There’s a good reason the Telegraph named open water the swimming trend of 2015. Open water pushes swimmers like no other training environment.
Obviously, one should train mostly in the environments in which she would be competing. Change up too many elements in your training environment, and you may find yourself better adapted to the training environment than your competitive environment.
But, if you never work outside what you are accustomed to, then you miss out on the opportunity to develop other aspects of your game. Like these…
Let’s call it what it is: sharks. No matter where you swim, even in lakes, there is a moment where you think about sharks. If it isn’t sharks, then it’s big fish or other critters.
We can talk all day long about how dangerous the mosquito is compared to the silky creatures of the deep, but all you think about is Jaws. You get to be scared. Life is fully of scary.
What you don’t get to do is let scary rule your decision making. Sometimes you have to do things scared.
There is no better place to develop your ability to live with fear than the open water environment. If you can stay focused there, you can stay focused in the lane.
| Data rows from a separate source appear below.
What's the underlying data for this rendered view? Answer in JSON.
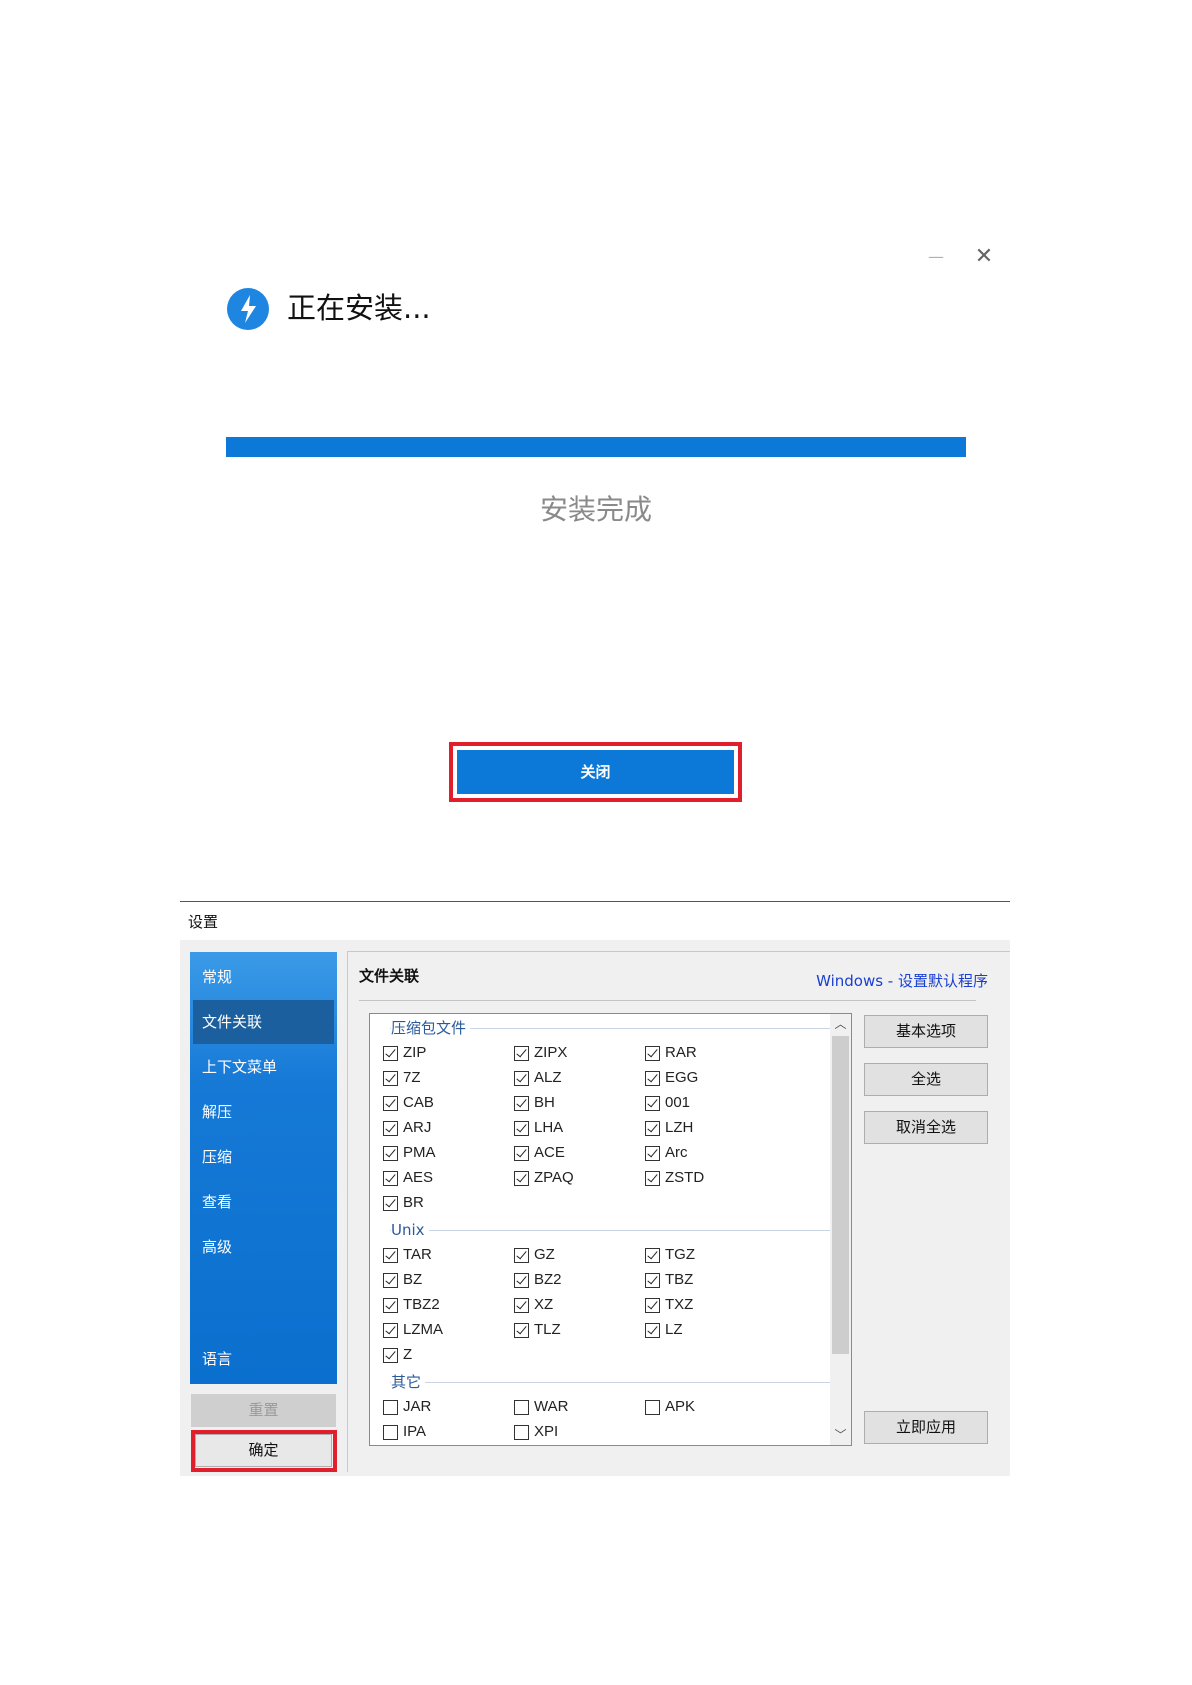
{
  "installer": {
    "title": "正在安装...",
    "status": "安装完成",
    "progress": 1.0,
    "close_button": "关闭",
    "minimize_glyph": "—",
    "close_glyph": "✕",
    "accent": "#0c78d8",
    "highlight_color": "#e01e2c"
  },
  "settings": {
    "title": "设置",
    "sidebar": [
      {
        "label": "常规",
        "active": false
      },
      {
        "label": "文件关联",
        "active": true
      },
      {
        "label": "上下文菜单",
        "active": false
      },
      {
        "label": "解压",
        "active": false
      },
      {
        "label": "压缩",
        "active": false
      },
      {
        "label": "查看",
        "active": false
      },
      {
        "label": "高级",
        "active": false
      },
      {
        "label": "语言",
        "active": false
      }
    ],
    "reset_button": "重置",
    "ok_button": "确定",
    "section_title": "文件关联",
    "windows_link": "Windows - 设置默认程序",
    "groups": [
      {
        "label": "压缩包文件",
        "items": [
          {
            "label": "ZIP",
            "checked": true
          },
          {
            "label": "ZIPX",
            "checked": true
          },
          {
            "label": "RAR",
            "checked": true
          },
          {
            "label": "7Z",
            "checked": true
          },
          {
            "label": "ALZ",
            "checked": true
          },
          {
            "label": "EGG",
            "checked": true
          },
          {
            "label": "CAB",
            "checked": true
          },
          {
            "label": "BH",
            "checked": true
          },
          {
            "label": "001",
            "checked": true
          },
          {
            "label": "ARJ",
            "checked": true
          },
          {
            "label": "LHA",
            "checked": true
          },
          {
            "label": "LZH",
            "checked": true
          },
          {
            "label": "PMA",
            "checked": true
          },
          {
            "label": "ACE",
            "checked": true
          },
          {
            "label": "Arc",
            "checked": true
          },
          {
            "label": "AES",
            "checked": true
          },
          {
            "label": "ZPAQ",
            "checked": true
          },
          {
            "label": "ZSTD",
            "checked": true
          },
          {
            "label": "BR",
            "checked": true
          }
        ]
      },
      {
        "label": "Unix",
        "items": [
          {
            "label": "TAR",
            "checked": true
          },
          {
            "label": "GZ",
            "checked": true
          },
          {
            "label": "TGZ",
            "checked": true
          },
          {
            "label": "BZ",
            "checked": true
          },
          {
            "label": "BZ2",
            "checked": true
          },
          {
            "label": "TBZ",
            "checked": true
          },
          {
            "label": "TBZ2",
            "checked": true
          },
          {
            "label": "XZ",
            "checked": true
          },
          {
            "label": "TXZ",
            "checked": true
          },
          {
            "label": "LZMA",
            "checked": true
          },
          {
            "label": "TLZ",
            "checked": true
          },
          {
            "label": "LZ",
            "checked": true
          },
          {
            "label": "Z",
            "checked": true
          }
        ]
      },
      {
        "label": "其它",
        "items": [
          {
            "label": "JAR",
            "checked": false
          },
          {
            "label": "WAR",
            "checked": false
          },
          {
            "label": "APK",
            "checked": false
          },
          {
            "label": "IPA",
            "checked": false
          },
          {
            "label": "XPI",
            "checked": false
          }
        ]
      }
    ],
    "side_buttons": [
      "基本选项",
      "全选",
      "取消全选"
    ],
    "apply_button": "立即应用",
    "scroll_up_glyph": "︿",
    "scroll_down_glyph": "﹀"
  }
}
Just remember that you are in (80 times) more danger climbing into your car every day than swimming in the open water. In case you’re wondering, as of 2013, the odds of you dying in a car accident that year were 1 in 47,718, but shark attacks hover around 1 in 3,748,067.
No doubt, competition breeds toughness. You either get tough or you go home. While fear contributes to this, there is a physical side to toughness which the mind can only help.
Beating back waves, tides and rip currents, open water swimming strengthens your swimming immeasurably over paddling in the pool.
Out on the water, unless you’re sticking to the shallows, you are completely dependent on yourself to span the distance you aim to swim. If it’s across a bay, you have to know going into it that you can make that distance against every trial.
There will be elements you didn’t consider, far more pressing than what may lie underneath. A stray plastic bag could throw your stroke worse than an animal. Add to that, trying to sight in the open feels near impossible at first.
As you make your way across our fictional bay, you learn pretty quickly that if you don’t keep your sights in tune, you’re going to blow three times the energy crossing than if you could stay straight.
Get used to the idea that despite your best efforts, you are going to zig-zag. That’s okay, but fight to avoid it.
Start out right by finding an object you are confident you will be able to sight from the water level all the way across. If there is an island, boats in a marina, or any other obstacle, it’s going to really stink trying to find an equivalent spot in the middle of your training.
If you plan to swim the same spot more than once, try to find the same one every time.
Nothing will teach you to appreciate your lanes like swimming in the big blue. After one session, returning to your favorite Olympic pool will feel like driving a BMW after banging around in a tractor.
The water will feel very still, maybe even warm depending on where you live, but you can jump in knowing that you’ve braved far more difficult elements.
To the best of our knowledge, no shark attacks have taken place in the pool. No rip currents have ever caused swimmers to burn out swimming against the current.